GHOST IN THE MACHINE From the plastic model stage, Shelob had to make its biggest leap: into the computer. ''It's quite a process to get it in there, because it isn't as straightforward as it seems,'' says Rygiel. Although it was relatively easy to laser-scan the model into the computer to create a 3-D image, the process of giving Shelob a skeleton was painstaking work. ''You have to rig the muscles to move correctly. The work is in making it animatable,'' says Rygiel.
Other tedious steps included adding color, hair, and matching the spider's lighting to that of the real film footage he was ultimately inserted into. ''Computer programs are just not as sophisticated as the real world when it comes to lighting,'' says Rygiel. ''You may have technically perfect versions of what the spider should be, but then you'd stick him in a cave and he didn't look right.'' Animators had to painstakingly hand-tweak shades and color from frame to frame to make Shelob blend into his surroundings.
BIG HAIRY DEAL Shelob may have been based on a tunnelweb spider, but making him look like a bad guy who could throw his weight around took some creativity. ''You have to break the phenomenon of 'Well, here's a really small spider we just blew up,''' says Rygiel. For the Weta team, it took guts. ''We wanted [the abdomen] to be this gelatinous sac that squished around as he moved and compressed correctly when he shoved himself into the tunnel.'' According to Rygiel, without taking weight into consideration Shelob's tight squeeze would have looked like ''a big cork going in.'' Or kind of like Jack Nicholson putting on a Speedo.

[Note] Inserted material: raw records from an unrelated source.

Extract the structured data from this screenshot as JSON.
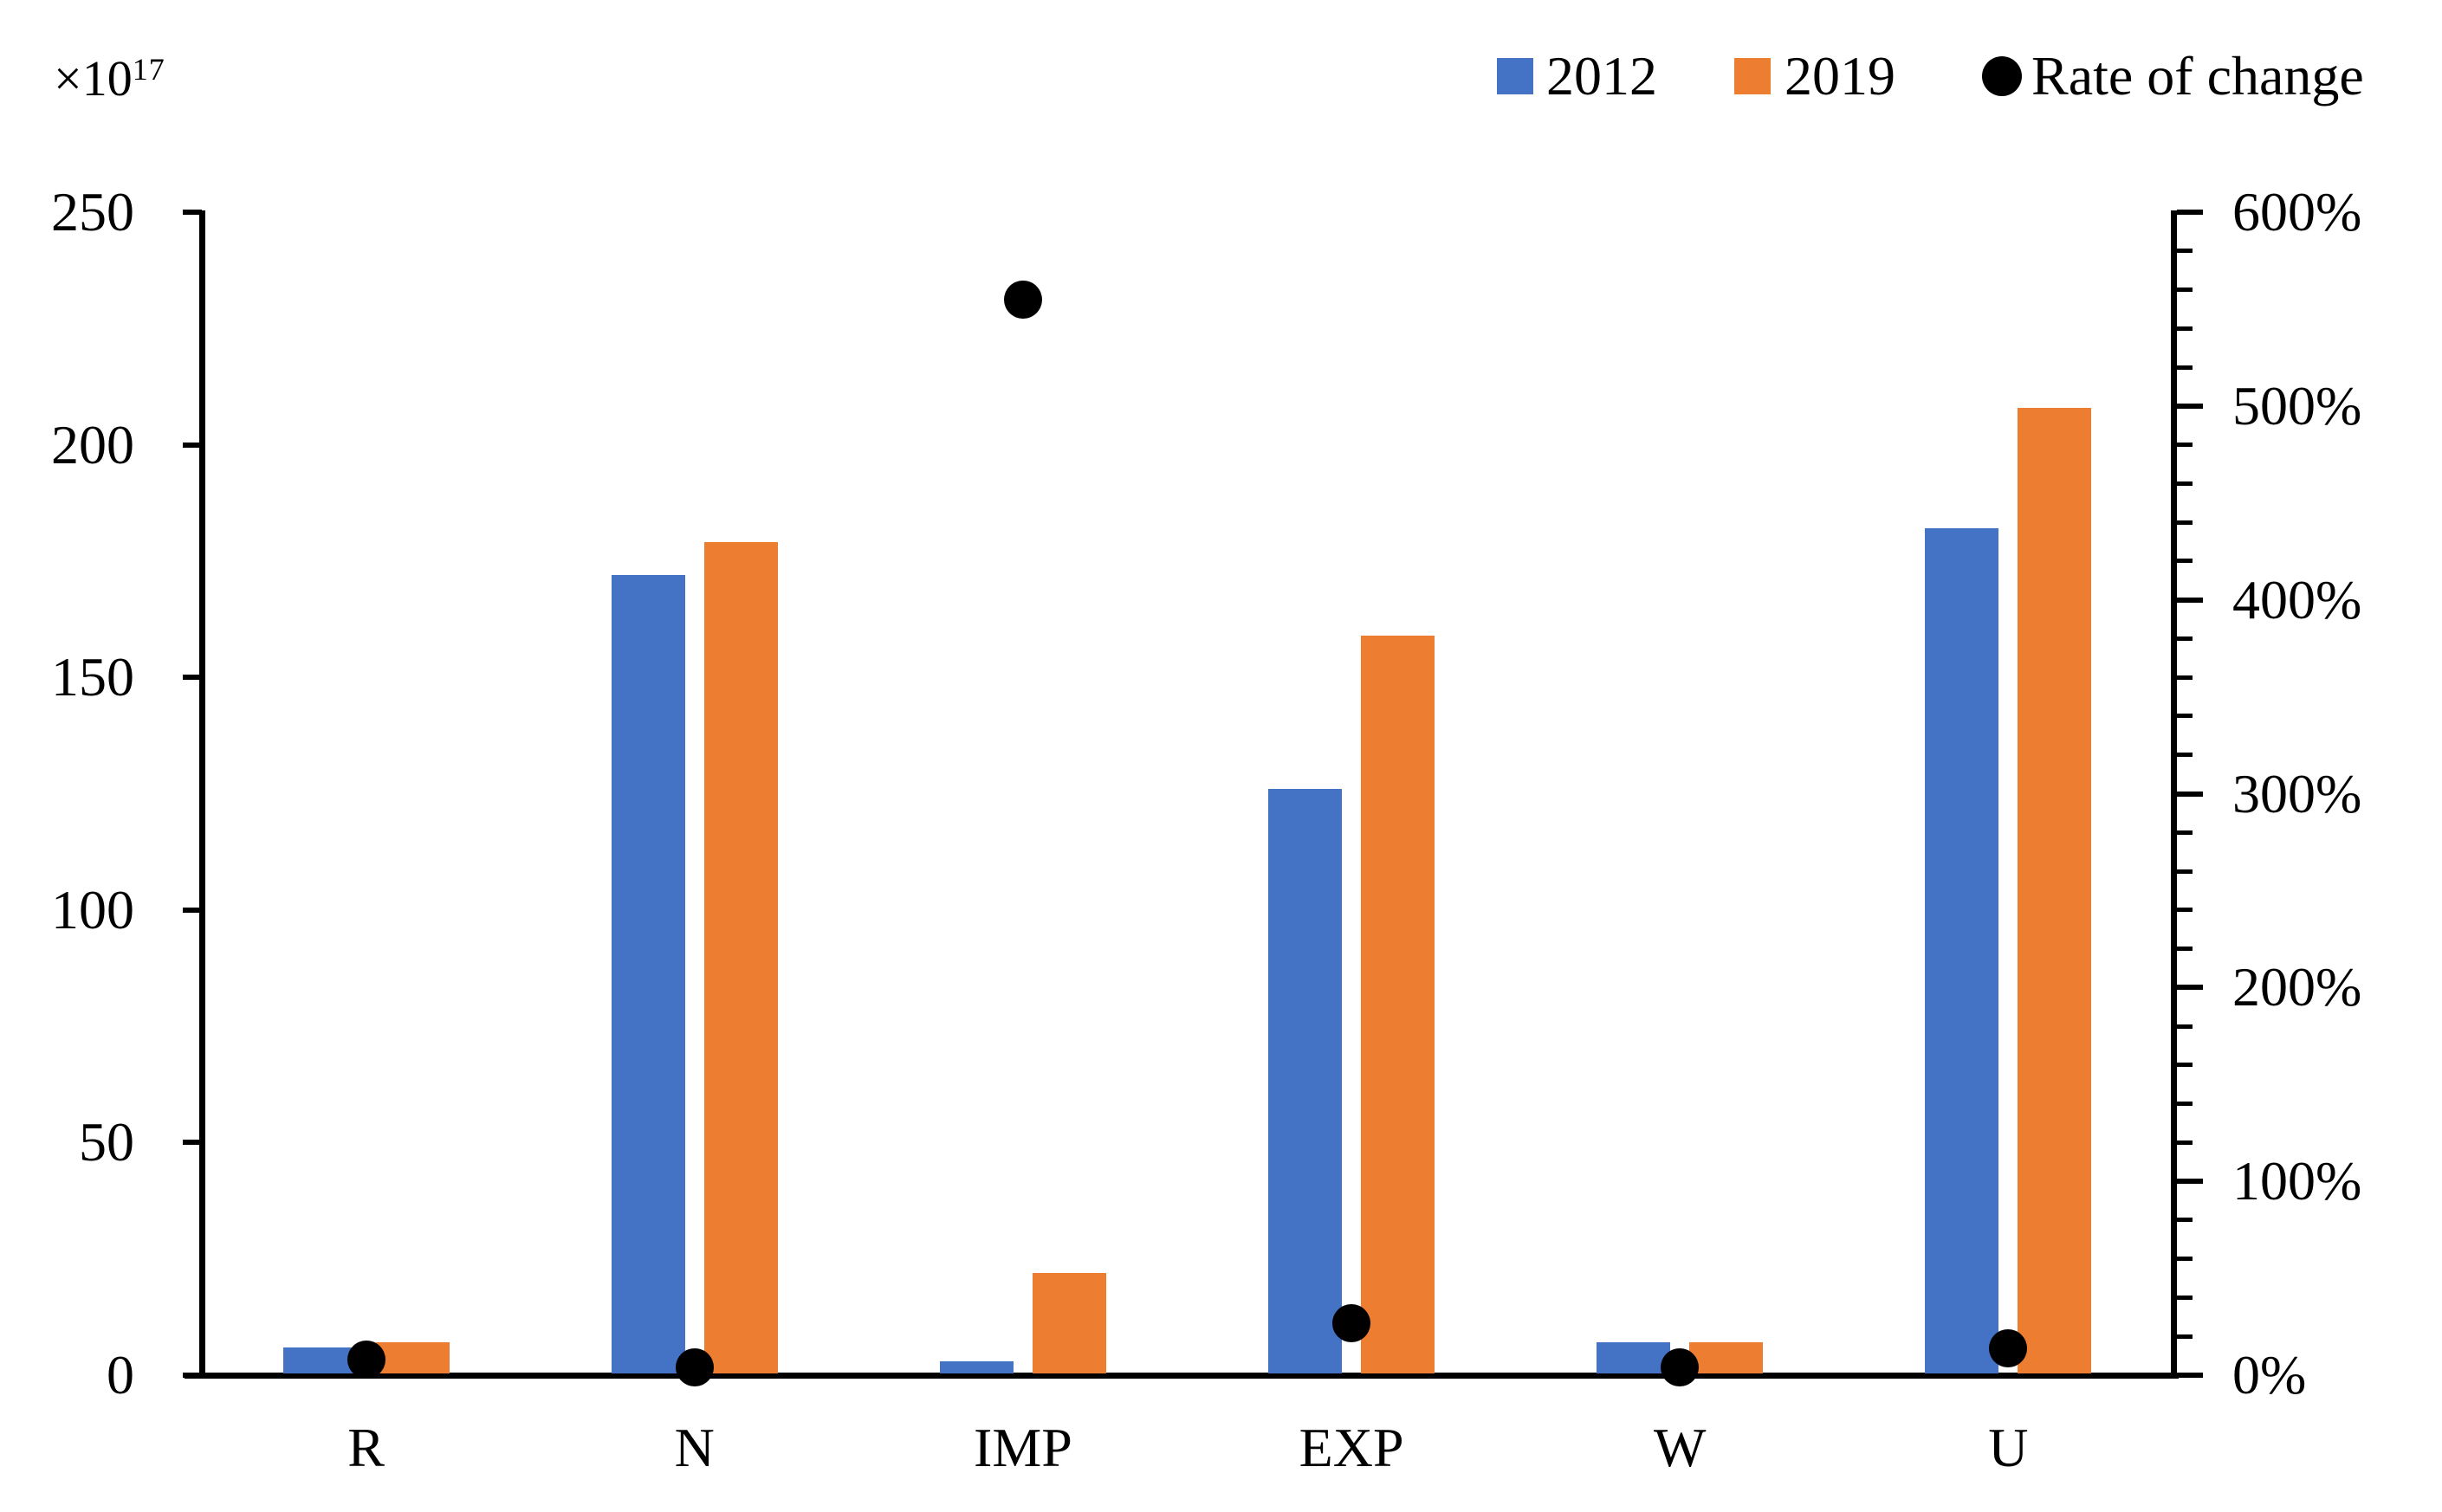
{
  "legend": {
    "position": "top-right",
    "items": [
      {
        "label": "2012",
        "color": "#4472C4",
        "shape": "square"
      },
      {
        "label": "2019",
        "color": "#ED7D31",
        "shape": "square"
      },
      {
        "label": "Rate of change",
        "color": "#000000",
        "shape": "circle"
      }
    ]
  },
  "chart_data": {
    "type": "bar",
    "title": "",
    "categories": [
      "R",
      "N",
      "IMP",
      "EXP",
      "W",
      "U"
    ],
    "series": [
      {
        "name": "2012",
        "type": "bar",
        "axis": "left",
        "color": "#4472C4",
        "values": [
          6,
          172,
          3,
          126,
          7,
          182
        ]
      },
      {
        "name": "2019",
        "type": "bar",
        "axis": "left",
        "color": "#ED7D31",
        "values": [
          7,
          179,
          22,
          159,
          7,
          208
        ]
      },
      {
        "name": "Rate of change",
        "type": "scatter",
        "axis": "right",
        "color": "#000000",
        "values_percent": [
          8,
          4,
          555,
          27,
          4,
          14
        ]
      }
    ],
    "left_axis": {
      "multiplier_base": "×10",
      "multiplier_exponent": "17",
      "range": [
        0,
        250
      ],
      "ticks": [
        {
          "value": 0,
          "label": "0"
        },
        {
          "value": 50,
          "label": "50"
        },
        {
          "value": 100,
          "label": "100"
        },
        {
          "value": 150,
          "label": "150"
        },
        {
          "value": 200,
          "label": "200"
        },
        {
          "value": 250,
          "label": "250"
        }
      ]
    },
    "right_axis": {
      "range": [
        0,
        600
      ],
      "unit": "%",
      "minor_tick_step": 20,
      "ticks": [
        {
          "value": 0,
          "label": "0%"
        },
        {
          "value": 100,
          "label": "100%"
        },
        {
          "value": 200,
          "label": "200%"
        },
        {
          "value": 300,
          "label": "300%"
        },
        {
          "value": 400,
          "label": "400%"
        },
        {
          "value": 500,
          "label": "500%"
        },
        {
          "value": 600,
          "label": "600%"
        }
      ]
    },
    "grid": false,
    "legend_position": "top-right"
  }
}
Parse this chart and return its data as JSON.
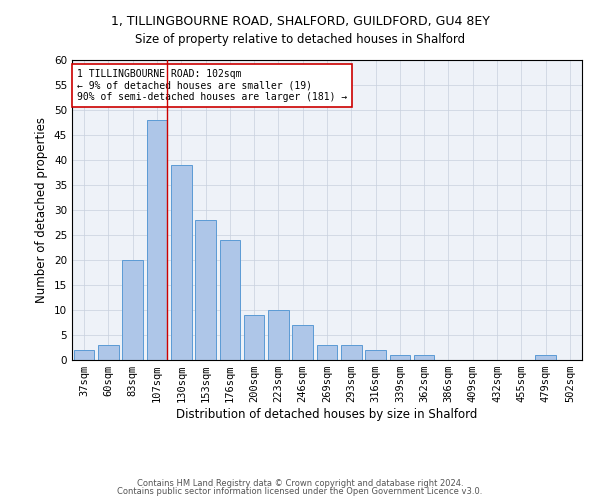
{
  "title1": "1, TILLINGBOURNE ROAD, SHALFORD, GUILDFORD, GU4 8EY",
  "title2": "Size of property relative to detached houses in Shalford",
  "xlabel": "Distribution of detached houses by size in Shalford",
  "ylabel": "Number of detached properties",
  "categories": [
    "37sqm",
    "60sqm",
    "83sqm",
    "107sqm",
    "130sqm",
    "153sqm",
    "176sqm",
    "200sqm",
    "223sqm",
    "246sqm",
    "269sqm",
    "293sqm",
    "316sqm",
    "339sqm",
    "362sqm",
    "386sqm",
    "409sqm",
    "432sqm",
    "455sqm",
    "479sqm",
    "502sqm"
  ],
  "values": [
    2,
    3,
    20,
    48,
    39,
    28,
    24,
    9,
    10,
    7,
    3,
    3,
    2,
    1,
    1,
    0,
    0,
    0,
    0,
    1,
    0
  ],
  "bar_color": "#aec6e8",
  "bar_edge_color": "#5b9bd5",
  "ylim": [
    0,
    60
  ],
  "yticks": [
    0,
    5,
    10,
    15,
    20,
    25,
    30,
    35,
    40,
    45,
    50,
    55,
    60
  ],
  "vline_color": "#cc0000",
  "vline_bar_index": 3,
  "annotation_text": "1 TILLINGBOURNE ROAD: 102sqm\n← 9% of detached houses are smaller (19)\n90% of semi-detached houses are larger (181) →",
  "annotation_box_color": "#ffffff",
  "annotation_box_edge": "#cc0000",
  "footer1": "Contains HM Land Registry data © Crown copyright and database right 2024.",
  "footer2": "Contains public sector information licensed under the Open Government Licence v3.0.",
  "bg_color": "#eef2f8",
  "title1_fontsize": 9,
  "title2_fontsize": 8.5,
  "xlabel_fontsize": 8.5,
  "ylabel_fontsize": 8.5,
  "annotation_fontsize": 7,
  "tick_fontsize": 7.5,
  "footer_fontsize": 6
}
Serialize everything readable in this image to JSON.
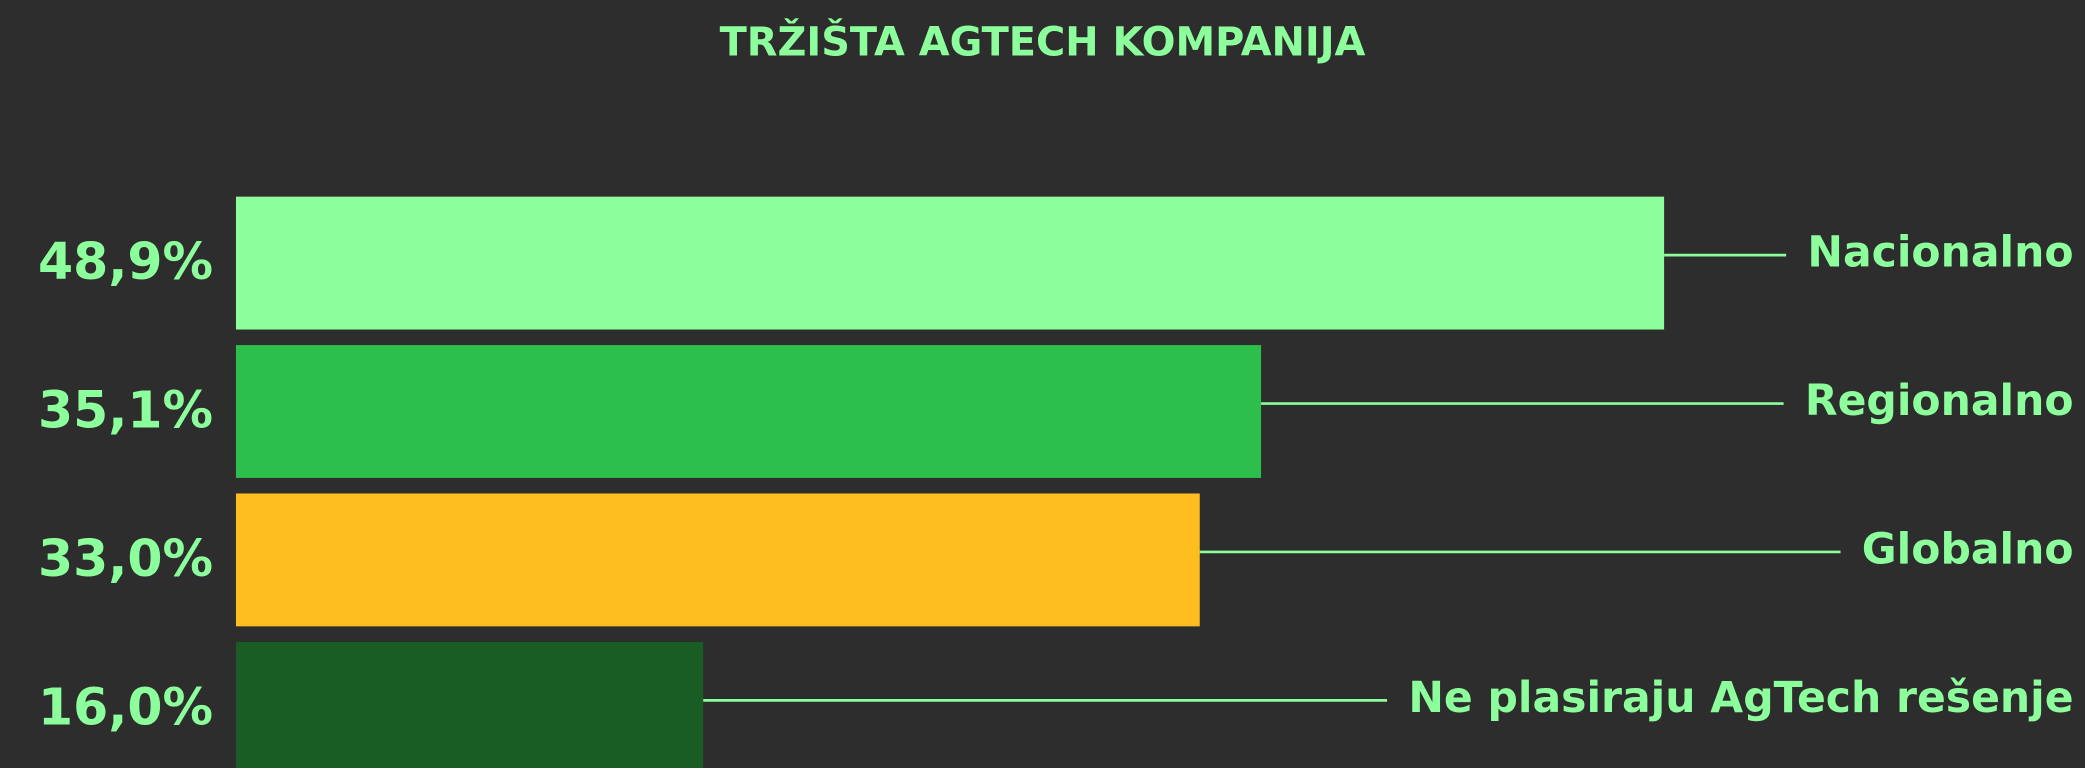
{
  "chart_data": {
    "type": "hbar",
    "title": "TRŽIŠTA AGTECH KOMPANIJA",
    "categories": [
      "Nacionalno",
      "Regionalno",
      "Globalno",
      "Ne plasiraju AgTech rešenje"
    ],
    "values": [
      48.9,
      35.1,
      33.0,
      16.0
    ],
    "value_labels": [
      "48,9%",
      "35,1%",
      "33,0%",
      "16,0%"
    ],
    "colors": [
      "#8cff9c",
      "#2cbf4b",
      "#ffbe1f",
      "#195c24"
    ]
  }
}
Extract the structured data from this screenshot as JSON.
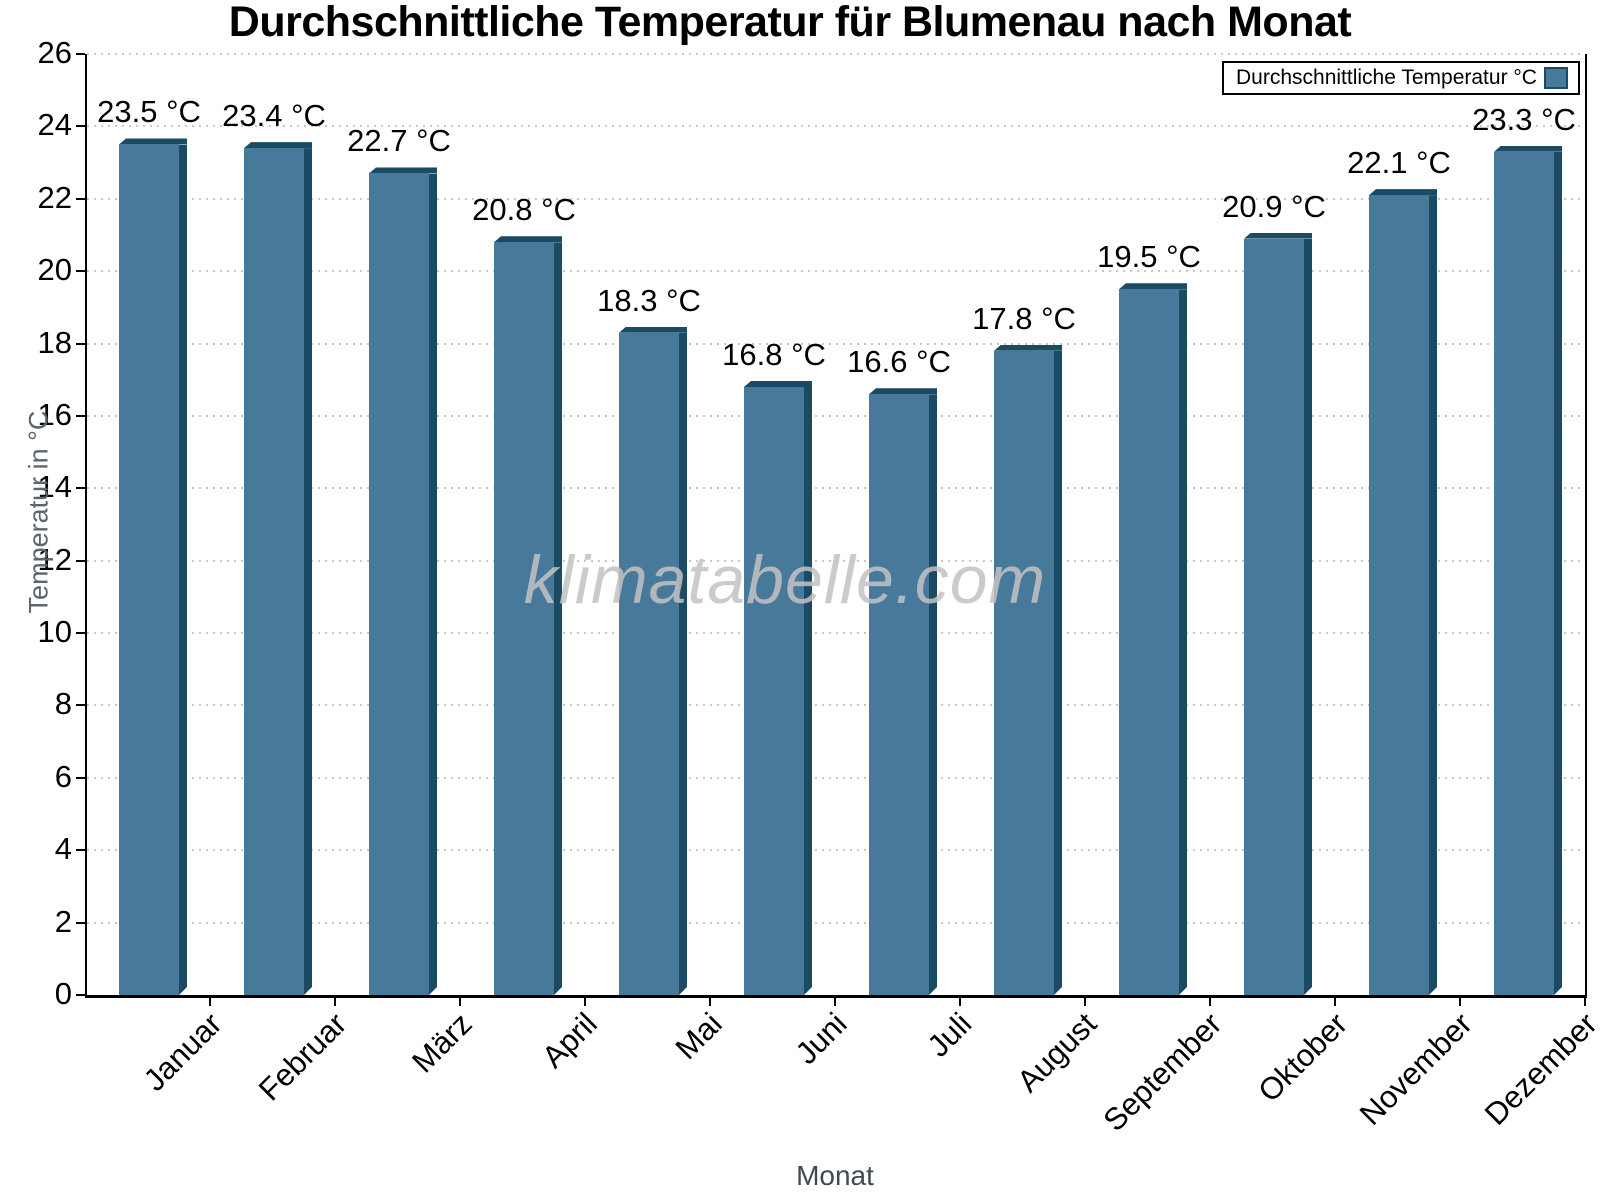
{
  "chart_data": {
    "type": "bar",
    "title": "Durchschnittliche Temperatur für Blumenau nach Monat",
    "xlabel": "Monat",
    "ylabel": "Temperatur in °C",
    "legend_label": "Durchschnittliche Temperatur °C",
    "legend_position": "top-right",
    "watermark": "klimatabelle.com",
    "categories": [
      "Januar",
      "Februar",
      "März",
      "April",
      "Mai",
      "Juni",
      "Juli",
      "August",
      "September",
      "Oktober",
      "November",
      "Dezember"
    ],
    "values": [
      23.5,
      23.4,
      22.7,
      20.8,
      18.3,
      16.8,
      16.6,
      17.8,
      19.5,
      20.9,
      22.1,
      23.3
    ],
    "value_labels": [
      "23.5 °C",
      "23.4 °C",
      "22.7 °C",
      "20.8 °C",
      "18.3 °C",
      "16.8 °C",
      "16.6 °C",
      "17.8 °C",
      "19.5 °C",
      "20.9 °C",
      "22.1 °C",
      "23.3 °C"
    ],
    "value_suffix": " °C",
    "ylim": [
      0,
      26
    ],
    "ytick_step": 2,
    "grid": "dotted-horizontal",
    "colors": {
      "bar": "#47799b",
      "bar_edge": "#1a4a64",
      "grid": "#c8c8c8",
      "axis": "#000000",
      "y_axis_title": "#5a6570",
      "x_axis_title": "#3f4953",
      "watermark": "#c3c3c3"
    }
  }
}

DETAILS, DETAILS Though some fans will be too busy covering their eyes to even see it, the massive arachnid's slow-then-fast gait was an unexpected development. ''I always thought of Shelob as this slow, creeping thing,'' Rygiel says. ''But one of our animators came up with this quick, skittering approach. The minute we saw it, we thought, 'Oh, that's interesting!' So we have a combination of skittering and crawling.''
Another last-minute tweak had to do with Shelob's once-immaculate grooming. ''I remember at one point we had a big argument,'' says Rygiel. ''Shelob was beautifully rendered, but he looked too clean.'' Rygiel argued that a cave-dwelling arachnid would be covered in spider webs and dirt. ''So the whole crew got sort of p---ed off, and we had to go back and add spider webs.'' It's a dirty job, but somebody's got to do it.